In commemoration of City Weekly's 40th anniversary, we are digging into our archives to celebrate. Each week, we FLASHBACK to a story or column from our past in honor of four decades of local alt-journalism. Whether the names and issues are familiar or new, we are grateful to have this unique newspaper to contain them all.
Title: Deadly Sins
Author: Mary Dickson
Date: Nov. 2, 1995
I suppose I'm one of the few critics who will not see Seven, David Fincher's film about a serial killer who murders according to the seven deadly sins. That's right. I refuse to go. I don't care that it remains at the top of the box office charts or that it is getting favorable reviews as "the year's No. 1 thriller." People whose sensibilities I respect have warned me not to see this disturbing film.

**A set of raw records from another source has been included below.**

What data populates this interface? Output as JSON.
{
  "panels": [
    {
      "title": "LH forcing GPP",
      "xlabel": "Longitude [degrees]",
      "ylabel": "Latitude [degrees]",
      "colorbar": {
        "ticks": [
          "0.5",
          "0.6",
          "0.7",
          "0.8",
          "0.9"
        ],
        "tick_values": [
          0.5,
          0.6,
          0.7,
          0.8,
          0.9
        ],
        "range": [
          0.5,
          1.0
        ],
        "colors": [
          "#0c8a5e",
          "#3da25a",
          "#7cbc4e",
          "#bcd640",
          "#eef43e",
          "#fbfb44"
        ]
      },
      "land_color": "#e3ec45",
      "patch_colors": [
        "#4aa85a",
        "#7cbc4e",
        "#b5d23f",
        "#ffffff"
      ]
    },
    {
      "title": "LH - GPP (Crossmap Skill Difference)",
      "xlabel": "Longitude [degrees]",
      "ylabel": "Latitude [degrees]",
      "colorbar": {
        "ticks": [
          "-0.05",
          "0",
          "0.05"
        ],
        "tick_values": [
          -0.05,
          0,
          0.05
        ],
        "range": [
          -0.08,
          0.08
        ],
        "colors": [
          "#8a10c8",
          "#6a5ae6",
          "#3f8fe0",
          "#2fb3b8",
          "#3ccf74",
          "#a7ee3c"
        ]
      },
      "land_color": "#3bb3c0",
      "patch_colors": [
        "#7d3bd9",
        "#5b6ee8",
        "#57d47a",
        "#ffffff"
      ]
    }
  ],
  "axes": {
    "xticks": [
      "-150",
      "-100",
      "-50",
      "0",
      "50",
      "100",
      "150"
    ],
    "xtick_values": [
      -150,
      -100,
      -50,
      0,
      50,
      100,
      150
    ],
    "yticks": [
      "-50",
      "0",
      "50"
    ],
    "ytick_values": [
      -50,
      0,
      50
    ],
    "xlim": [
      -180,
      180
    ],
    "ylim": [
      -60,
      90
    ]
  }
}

I felt physically sick after one friend described some of Seven's murders in graphic detail: a glutton forced to eat until his stomach bursts; a greedy lawyer forced to literally exact a pound of flesh; a lustful man who is forced to strap a knife to his penis to penetrate a prostitute; a slothful man who is tortured in his bed for a year. I had nightmares just from hearing about these horrific crimes. What kind of a mind thinks up such a plot? And why would producers back a film based on a young screenwriter's sick fascinations with torture and murder?
A friend in Florida who has worked as a jail psychologist called to yell at me for telling him to see Seven. He said it was worse than anything his inmates had ever imagined. I told him he had me mixed up with somebody else, because I had never seen Seven and I certainly wasn't recommending it. He is a man who's seen all manner of inhumanity, but he regretted having seen Seven.
There are some films I simply prefer not to see. I had no trouble seeing Showgirls. It was insipid, but it didn't give me nightmares. Nudity has never bothered me. I draw the line, however, at depravity. I'm tired of excusing such gruesome fare as cutting-edge cinema. Maybe it is, but I don't want it in my head. Hot young filmmakers like Quentin Tarantino have created a whole cult of chic violence. As New York Times' Betsy Shark has so aptly noted, "The visual language of some of the most influential filmmakers today is being written in blood." Regardless of the technical wizardry and artistic intent of these mean-spirited films, I find the end result is the same. They deaden the human spirit.
As a freelancer for a weekly newspaper, I don't have to see every film that comes out. I did see Pulp Fiction and wrote a column about how I had trouble accepting the brutality Tarantino so freely wields, even though I found the film amazingly original and very funny. But Pulp Fiction doesn't have the grim realism that would keep me up at night.
I did not, however, see Silence of the Lambs, for instance. I never wanted to. A friend of mine has pestered me endlessly to watch the video with her. I always decline. I don't want it wandering my memory banks.
The list of movies I won't see goes on—films like Natural Born Killers; The Cook, the Thief, His Wife and Her Lover; Bad Lieutenant; Reservoir Dogs and Henry: Portrait of a Serial Killer. Many of them have been critically acclaimed. I'm sure they have their merits. There's no question they have a following. But I can't bring myself to watch a serial killer who wears women's skin as clothing, a naked man pummeled by a gang of thugs then basted in excrement, a child molested, a woman stabbed in the cheek with a fork, a nun gang-raped on the altar, a sociopath torturing his captive with a straight razor and anti-heroes whose spray of bullets separates a head from a body.
This unabashed brutality is what passes for artistry? Producers rationalize that they are simply giving the public what it wants. Judging from what succeeds at the box office and the video stores, a lot of Americans have an insatiable appetite for violence. We don't just condone it, we demand it and we're willing to pay for it.
The great irony is that we then pretend to be shocked and dismayed at the violence that's so rapidly spreading in our streets. Do we fail to see a connection here? The brutality that is so rampant in many of today's films can't help but seep into our collective consciousness and contribute to our cultural numbing. I certainly don't advocate censorship. But I think it's time filmmakers exercise some responsibility and filmgoers become more discriminating.
That's why I won't see Seven or films of its ilk, no matter how highly-touted they are. They leave me feeling defeated, diminished and defiled. The insights they provide into the human condition are simply too grotesque. In my book, that's NOT entertainment.